I read in my textbook that if you parameterize a vector function's derivative in terms of that function's arc-length parameter by writing $r'(t)$ as $r'(s)$ then it will always be the case that $||r'(s)||= 1$.
Why is this so? The little discussion of this I found online was too difficult for me to penetrate.
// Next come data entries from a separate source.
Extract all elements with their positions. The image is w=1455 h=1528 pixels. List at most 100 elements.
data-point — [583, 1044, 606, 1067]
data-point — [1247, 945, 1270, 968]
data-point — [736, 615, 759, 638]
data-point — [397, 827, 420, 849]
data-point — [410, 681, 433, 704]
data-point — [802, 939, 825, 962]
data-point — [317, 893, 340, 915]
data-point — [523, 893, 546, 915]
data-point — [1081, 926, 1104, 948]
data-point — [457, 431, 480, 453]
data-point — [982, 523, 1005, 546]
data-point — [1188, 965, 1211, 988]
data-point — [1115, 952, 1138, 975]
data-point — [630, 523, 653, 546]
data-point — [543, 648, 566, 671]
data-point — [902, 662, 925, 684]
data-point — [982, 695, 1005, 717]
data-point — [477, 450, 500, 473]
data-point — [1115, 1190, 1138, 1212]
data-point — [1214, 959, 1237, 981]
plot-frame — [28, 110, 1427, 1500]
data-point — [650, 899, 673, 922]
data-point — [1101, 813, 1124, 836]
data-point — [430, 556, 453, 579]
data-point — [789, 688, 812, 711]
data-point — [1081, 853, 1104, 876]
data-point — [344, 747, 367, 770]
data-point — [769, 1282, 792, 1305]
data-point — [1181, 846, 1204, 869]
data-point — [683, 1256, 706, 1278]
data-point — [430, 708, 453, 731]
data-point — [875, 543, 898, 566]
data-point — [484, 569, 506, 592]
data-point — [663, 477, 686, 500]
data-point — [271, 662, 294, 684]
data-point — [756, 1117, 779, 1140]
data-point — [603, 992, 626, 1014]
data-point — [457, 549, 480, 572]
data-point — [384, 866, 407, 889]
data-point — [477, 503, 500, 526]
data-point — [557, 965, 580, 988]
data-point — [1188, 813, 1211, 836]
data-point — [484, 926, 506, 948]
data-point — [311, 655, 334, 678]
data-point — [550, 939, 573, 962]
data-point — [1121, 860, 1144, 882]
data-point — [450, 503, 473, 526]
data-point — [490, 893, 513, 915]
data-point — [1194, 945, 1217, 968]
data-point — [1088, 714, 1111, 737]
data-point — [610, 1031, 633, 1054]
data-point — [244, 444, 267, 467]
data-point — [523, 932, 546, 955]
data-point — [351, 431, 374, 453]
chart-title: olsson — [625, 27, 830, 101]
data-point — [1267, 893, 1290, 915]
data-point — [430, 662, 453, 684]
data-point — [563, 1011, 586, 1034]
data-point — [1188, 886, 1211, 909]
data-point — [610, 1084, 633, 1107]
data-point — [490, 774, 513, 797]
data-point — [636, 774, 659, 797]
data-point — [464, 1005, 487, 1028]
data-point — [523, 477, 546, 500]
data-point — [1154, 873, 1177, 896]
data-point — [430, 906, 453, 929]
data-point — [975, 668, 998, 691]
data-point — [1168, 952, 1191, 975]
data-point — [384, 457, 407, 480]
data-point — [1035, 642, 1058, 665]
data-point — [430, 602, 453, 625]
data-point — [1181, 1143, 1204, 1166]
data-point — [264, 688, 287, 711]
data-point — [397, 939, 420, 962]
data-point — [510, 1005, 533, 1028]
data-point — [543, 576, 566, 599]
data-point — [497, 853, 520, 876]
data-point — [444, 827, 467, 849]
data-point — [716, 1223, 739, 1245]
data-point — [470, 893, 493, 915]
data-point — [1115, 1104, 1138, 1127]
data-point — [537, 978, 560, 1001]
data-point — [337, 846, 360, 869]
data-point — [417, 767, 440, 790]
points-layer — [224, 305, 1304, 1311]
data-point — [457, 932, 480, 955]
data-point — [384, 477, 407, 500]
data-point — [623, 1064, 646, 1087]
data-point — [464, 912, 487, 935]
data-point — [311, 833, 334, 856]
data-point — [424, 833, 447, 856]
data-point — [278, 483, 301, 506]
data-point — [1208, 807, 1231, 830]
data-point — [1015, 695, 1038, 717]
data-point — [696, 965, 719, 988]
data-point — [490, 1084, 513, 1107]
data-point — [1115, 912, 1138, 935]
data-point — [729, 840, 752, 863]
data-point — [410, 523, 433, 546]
I've also tried experimenting with different expressions of arc-length to no avail.
First, let us see how do we "reparametrize" your vector valued function.
If $r: I \rightarrow \mathbb{R}^n$ is a given function, where $I$ is an interval in $\mathbb{R}$, then the arc-length can be seen as a function $s: I \rightarrow J$, where $J$ is another interval in $\mathbb{R}$ and,
$$s \left( t \right) = \int\limits_{t_0}^t \left| \left| r' \left( u \right) \right| \right| \ du$$
$t_0 \in I$ is fixed and all other notations have their usual meaning.
Notice that $s$ defined in such a way is one-one and continuous so that $s: I \rightarrow s \left( I \right)$ is a continuous bijection. Since $I$ is an interval, $s \left( I \right)$ is also an interval, so that it is not dangerous to assume $J = s \left( I \right)$. Also, we have an inverse $s^{-1} : J \rightarrow I$, which we can denote by $t$.
Note that this is pure abuse of notations! Since $s$ is a function of $t$ and takes every $t$ in $I$ to some point in $J$, we can say that $t$ is a function of '$s$', which takes every $s$ in $J$ to some point in $I$. Keeping this in mind, you can also prove that $t$ is a continuous function of $s$ so that $s$ becomes a homeomorphism and we have our reparametrization as
$$r \left( s \left( t \right) \right) = r \left( t \right)$$
By the definition of $s$, we have
$$\dfrac{ds}{dt} = \left| \left| r' \left( t \right) \right| \right|$$
so that by applying the chain rule on our reparametrized function, we get
$$r' \left( s \left( t \right) \right) \dfrac{ds}{dt} = r' \left( t \right)$$
From all the above equations, we can conclude that
$$\left| \left| r' \left( s \left( t \right) \right) \right| \right| = 1$$
Now, notice that since $s$ is a homeomorphism, $s \left( t \right)$ is itself a parameter, and the proof is done!
We can infact observe one important "fact" from our proof. In day-to-day lives, if we have a curve (considered as a path of a moving particle), we can always change the measurements so that the particle covers unit distance in unit time. That is to say, if we choose appropriate measurement systems, every particle can have "unit speed".